The OBCP repaired the shape of alveolar ridge and permitted the tooth eruption
Due to the special biological properties of alveolar bone, the bone substitute material must fully reconstructs gaps in the alveolar bone cleft with the required height, ensuring normal tooth eruption in the region of the bone graft. In the present study, the OBCP ceramic that was suitable for closure of alveolar clefts by increasing the β-tricalcium phosphate content and porosity to reduce its mechanical strength. This porous material with less strength is suitable for intraoperative shaping and filling, and cannot excessively inhibit permanent tooth eruption.
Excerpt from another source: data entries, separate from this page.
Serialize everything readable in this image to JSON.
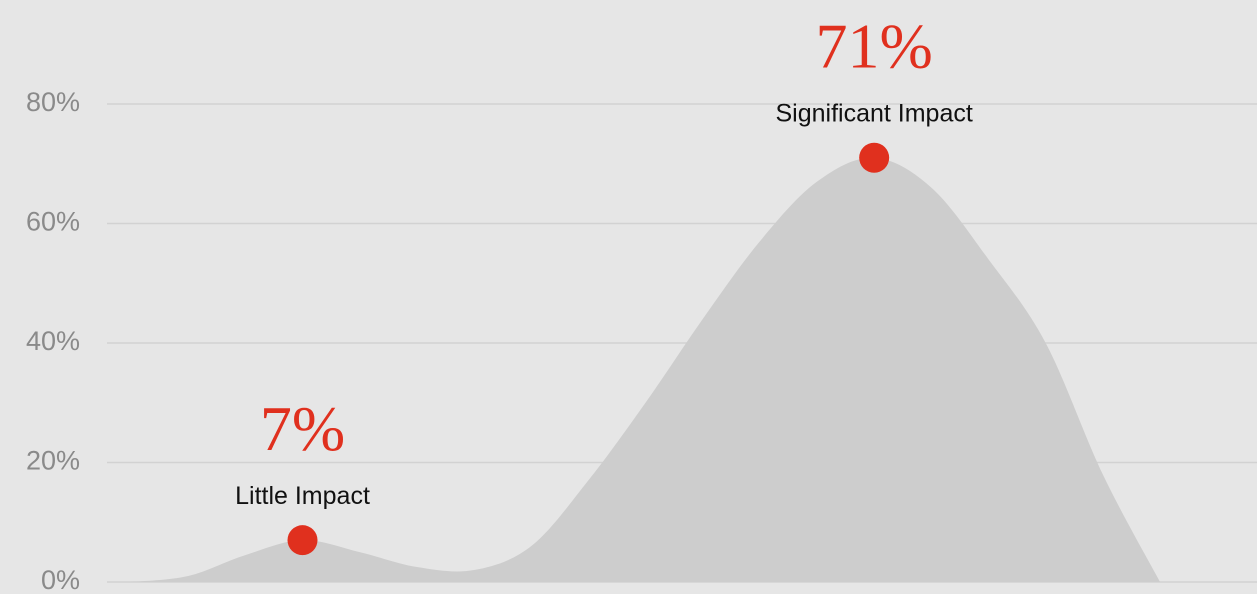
{
  "chart_data": {
    "type": "area",
    "categories": [
      null,
      null,
      null,
      null,
      null,
      null,
      null,
      null,
      null,
      null,
      null,
      null,
      null,
      null,
      null,
      null,
      null,
      null,
      null
    ],
    "series": [
      {
        "color": "#cdcdcd",
        "values": [
          0,
          1,
          4.5,
          7,
          5,
          2.5,
          2,
          6,
          17,
          30,
          44,
          57,
          67,
          71,
          66,
          54,
          40,
          18,
          0
        ],
        "value_labels": [
          null,
          null,
          null,
          "7%",
          null,
          null,
          null,
          null,
          null,
          null,
          null,
          null,
          null,
          "71%",
          null,
          null,
          null,
          null,
          null
        ],
        "point_labels": [
          null,
          null,
          null,
          "Little Impact",
          null,
          null,
          null,
          null,
          null,
          null,
          null,
          null,
          null,
          "Significant Impact",
          null,
          null,
          null,
          null,
          null
        ]
      }
    ],
    "marker_color": "#e0301e",
    "ylim": [
      0,
      97
    ],
    "yticks": [
      {
        "value": 0,
        "label": "0%"
      },
      {
        "value": 20,
        "label": "20%"
      },
      {
        "value": 40,
        "label": "40%"
      },
      {
        "value": 60,
        "label": "60%"
      },
      {
        "value": 80,
        "label": "80%"
      }
    ],
    "grid": true
  }
}
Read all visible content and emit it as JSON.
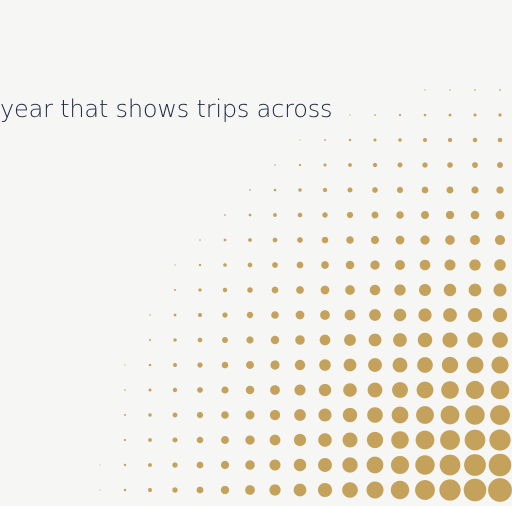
{
  "hero": {
    "headline": "year that shows trips across"
  },
  "colors": {
    "background": "#f6f6f4",
    "dot": "#c4a25c",
    "text": "#1f2a44"
  }
}
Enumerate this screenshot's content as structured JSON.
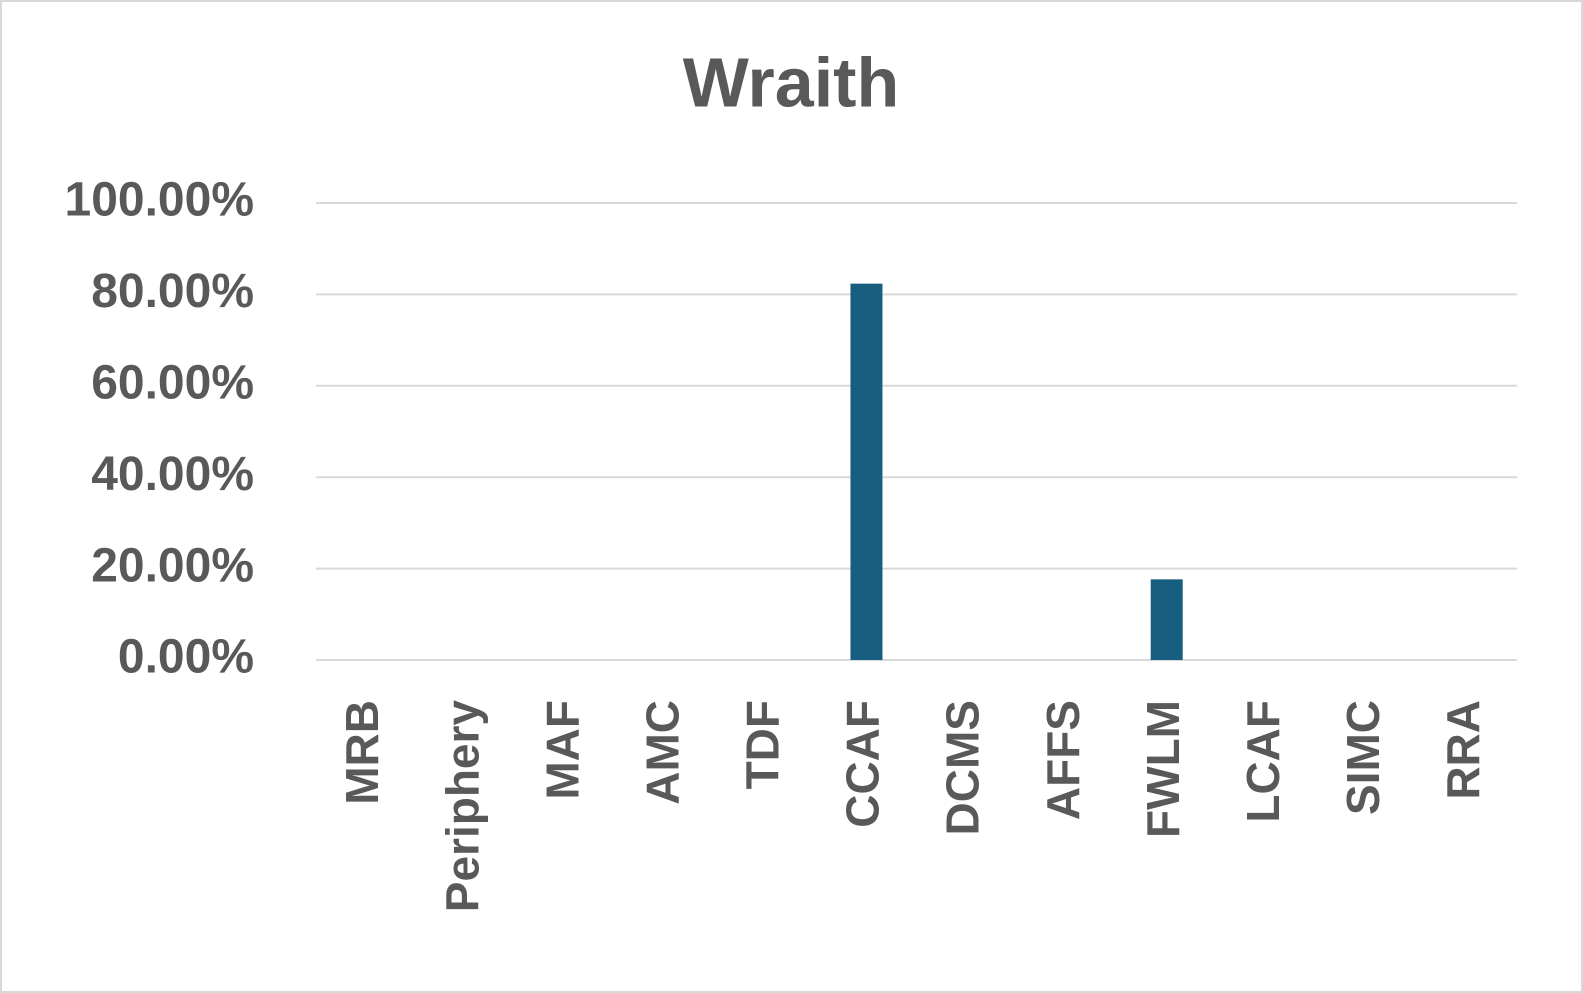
{
  "chart_data": {
    "type": "bar",
    "title": "Wraith",
    "categories": [
      "MRB",
      "Periphery",
      "MAF",
      "AMC",
      "TDF",
      "CCAF",
      "DCMS",
      "AFFS",
      "FWLM",
      "LCAF",
      "SIMC",
      "RRA"
    ],
    "values": [
      0,
      0,
      0,
      0,
      0,
      82.35,
      0,
      0,
      17.65,
      0,
      0,
      0
    ],
    "color": "#175e81",
    "ylim": [
      0,
      100
    ],
    "yticks": [
      {
        "value": 0,
        "label": "0.00%"
      },
      {
        "value": 20,
        "label": "20.00%"
      },
      {
        "value": 40,
        "label": "40.00%"
      },
      {
        "value": 60,
        "label": "60.00%"
      },
      {
        "value": 80,
        "label": "80.00%"
      },
      {
        "value": 100,
        "label": "100.00%"
      }
    ],
    "grid": true
  }
}
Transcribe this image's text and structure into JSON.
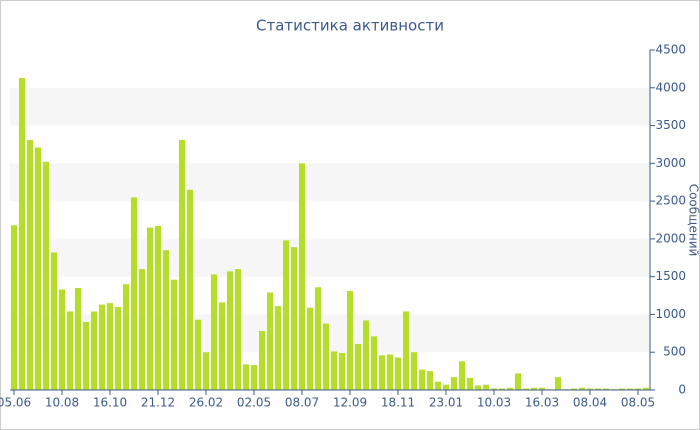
{
  "chart_data": {
    "type": "bar",
    "title": "Статистика активности",
    "y_label": "Сообщений",
    "categories": [
      "05.06",
      null,
      null,
      null,
      null,
      null,
      "10.08",
      null,
      null,
      null,
      null,
      null,
      "16.10",
      null,
      null,
      null,
      null,
      null,
      "21.12",
      null,
      null,
      null,
      null,
      null,
      "26.02",
      null,
      null,
      null,
      null,
      null,
      "02.05",
      null,
      null,
      null,
      null,
      null,
      "08.07",
      null,
      null,
      null,
      null,
      null,
      "12.09",
      null,
      null,
      null,
      null,
      null,
      "18.11",
      null,
      null,
      null,
      null,
      null,
      "23.01",
      null,
      null,
      null,
      null,
      null,
      "10.03",
      null,
      null,
      null,
      null,
      null,
      "16.03",
      null,
      null,
      null,
      null,
      null,
      "08.04",
      null,
      null,
      null,
      null,
      null,
      "08.05",
      null
    ],
    "values": [
      2180,
      4130,
      3310,
      3210,
      3020,
      1820,
      1330,
      1040,
      1350,
      900,
      1040,
      1130,
      1150,
      1100,
      1400,
      2550,
      1600,
      2150,
      2170,
      1850,
      1460,
      3310,
      2650,
      930,
      500,
      1530,
      1160,
      1570,
      1600,
      340,
      330,
      780,
      1290,
      1110,
      1980,
      1890,
      3000,
      1090,
      1360,
      880,
      510,
      490,
      1310,
      610,
      920,
      710,
      460,
      470,
      430,
      1040,
      500,
      270,
      250,
      110,
      70,
      170,
      380,
      160,
      60,
      70,
      20,
      20,
      30,
      220,
      20,
      30,
      30,
      10,
      170,
      10,
      20,
      30,
      20,
      20,
      20,
      10,
      20,
      20,
      20,
      30
    ],
    "color": "#b5dd2a",
    "ylim": [
      0,
      4500
    ],
    "yticks": [
      0,
      500,
      1000,
      1500,
      2000,
      2500,
      3000,
      3500,
      4000,
      4500
    ],
    "grid": true
  }
}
The autogenous iliac cancellous bone graft as the gold standard for alveolar cleft repair. [24], its most common complication is bone graft resorption, leading to bone mass deficiency in the recipient region and poor surgical results, such as poor shape of the alveolar bone [25–27]. In this study, postoperative CT images and statistical analysis demonstrated OBCP can maintain its scaffold shape until new bone forms, avoiding shape collapse of the alveolar ridge. According to previous studies, 80 to 96% of cleft palate patients need to wear orthodontic appliances following canine tooth eruption [28–30]. For patients who have difficulty with tooth eruption or who are missing teeth, dentures or dental implants are preferred. Thus, tooth movement and eruption is an important factor when assessing whether an implant material can be used for alveolar cleft repair. The postoperative CT examination revealed normal eruption of the permanent lateral incisors and canines bilaterally, confirming that the BCP material did not affect tooth movement. The advantage maybe also an excellent properties for implant tooth in alveolar ridge defect with teeth lost. In the future, we will try using dental implants at the bone-grafting region to repair the tooth lost in alveolar clefts and restore the occlusion function.
Conclusions
Intrinsically osteoinductive BCP ceramics have more advantages over non-osteoinductive BCP for in situ repair of alveolar cleft defects in dog model with the earlier, faster and more bone formation, and repair the shape of alveolar ridge without collapse and permit the tooth normal eruption.
Footnotes
Acknowledgements
All data were processed with ITK-SNAP version 3.0.0 at the Medical Imaging Center of the Chinese University of Hong Kong by Miss Lening-Li.
Conflict of interest
The authors have no conflict of interest to report.